¿Qué tan inteligente podría llegar a ser una superinteligencia?
Muy inteligente.
Por cada punto en la lista del capítulo 1 sobre las razones por las que el cerebro humano no se acerca a los límites de las posibilidades físicas, las máquinas podrían acercarse a esos límites.
Las leyes de la física permiten la existencia de genios que piensan decenas de miles (si no millones o miles de millones) de veces más rápido que los humanos,* que nunca necesitan dormir ni comer, y que pueden hacer copias de sí mismos e intercambiar experiencias.
Y eso sin tener en cuenta las mejoras en la calidad de la cognición de una IA.
Incluso si la IA solo es muy superior a los humanos en una o dos dimensiones, esto puede ser suficiente para obtener una ventaja decisiva. A lo largo de la historia, grupos de humanos han aprovechado repetidamente ventajas relativamente pequeñas en ciencia, tecnología y planificación estratégica para alcanzar posiciones dominantes sobre otros grupos. Piensa, por ejemplo, en los conquistadores españoles. Y eso sin variar significativamente en la arquitectura o el tamaño del cerebro.
Incluso las pequeñas ventajas intelectuales pueden traducirse en grandes ventajas prácticas, y las pequeñas ventajas pueden acumularse con extrema rapidez. Pero las probables ventajas de las IA no parecen en absoluto pequeñas.
Para más argumentos sobre la importancia de este nivel de inteligencia —que podría traducirse en poder en el mundo real—, consulta el capítulo 6.

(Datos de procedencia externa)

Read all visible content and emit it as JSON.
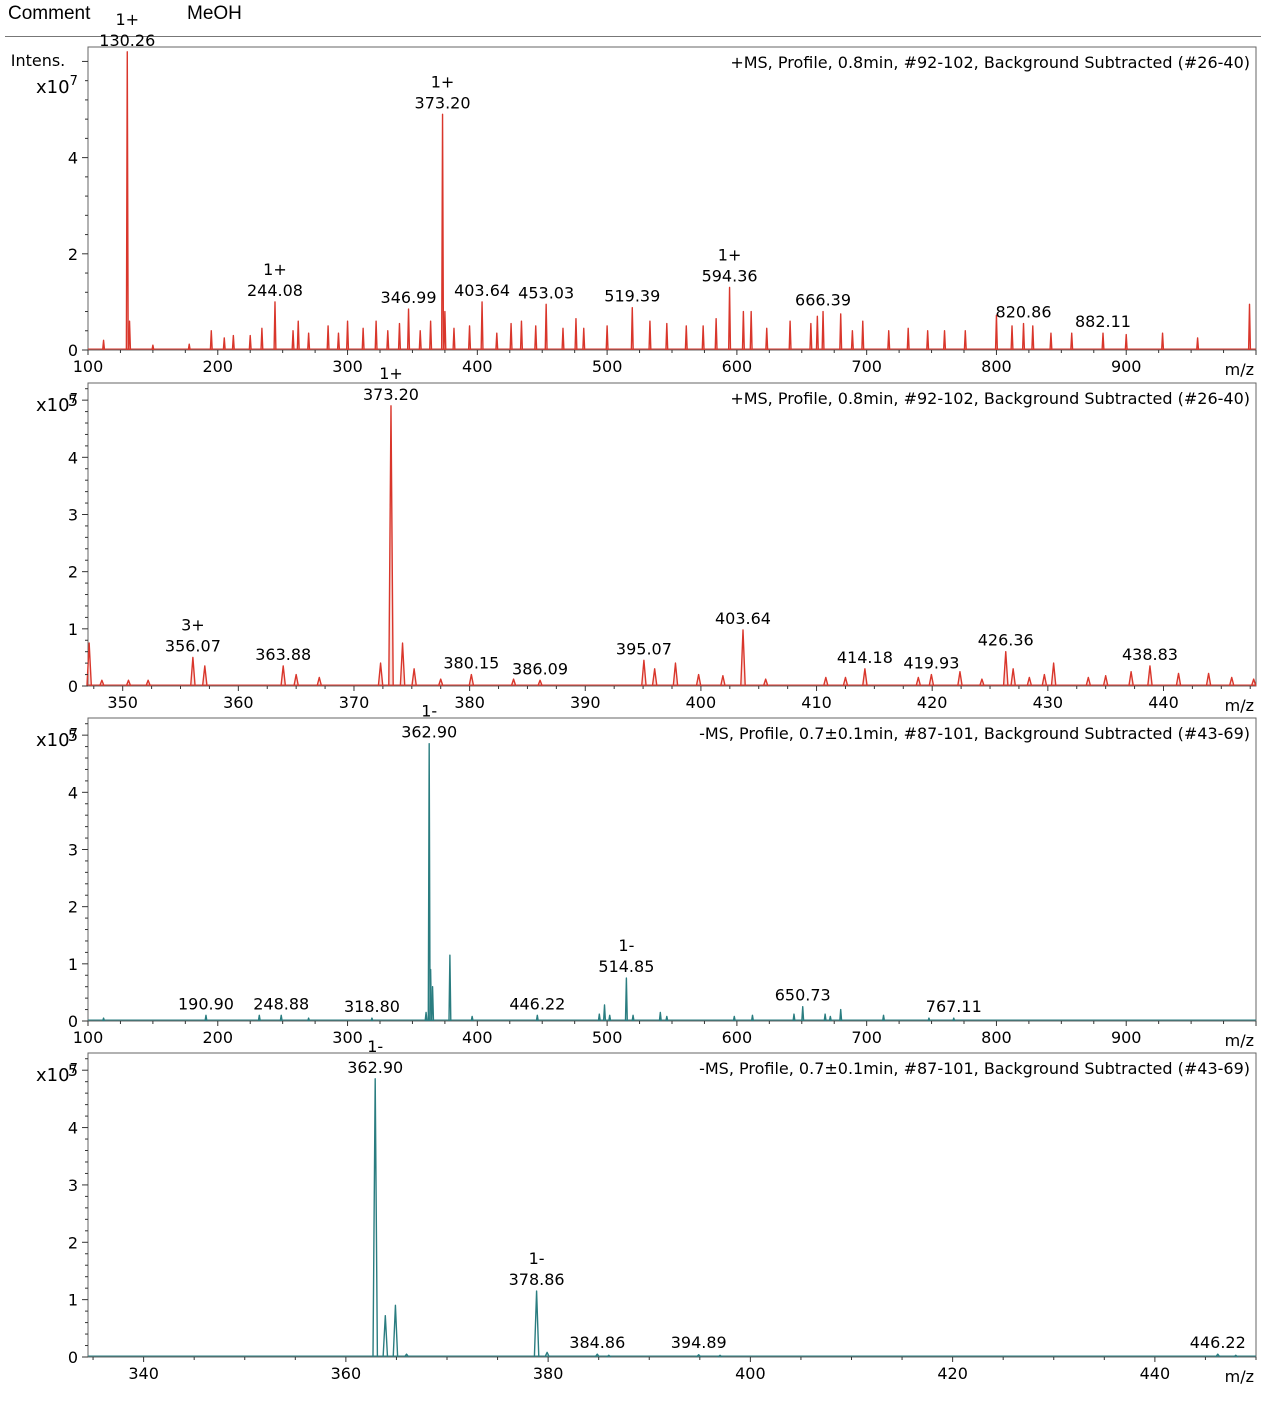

* En el capítulo 1 señalamos que los transistores de las computadoras pueden encenderse y apagarse miles de millones de veces por segundo, mientras que incluso las neuronas biológicas más rápidas solo se activan cien veces por segundo. Esto sugiere que, con el hardware actual, incluso si se necesitaran mil operaciones de transistores para realizar el trabajo de un impulso neuronal, las IA podrían seguir pensando 10 000 veces más rápido que un humano.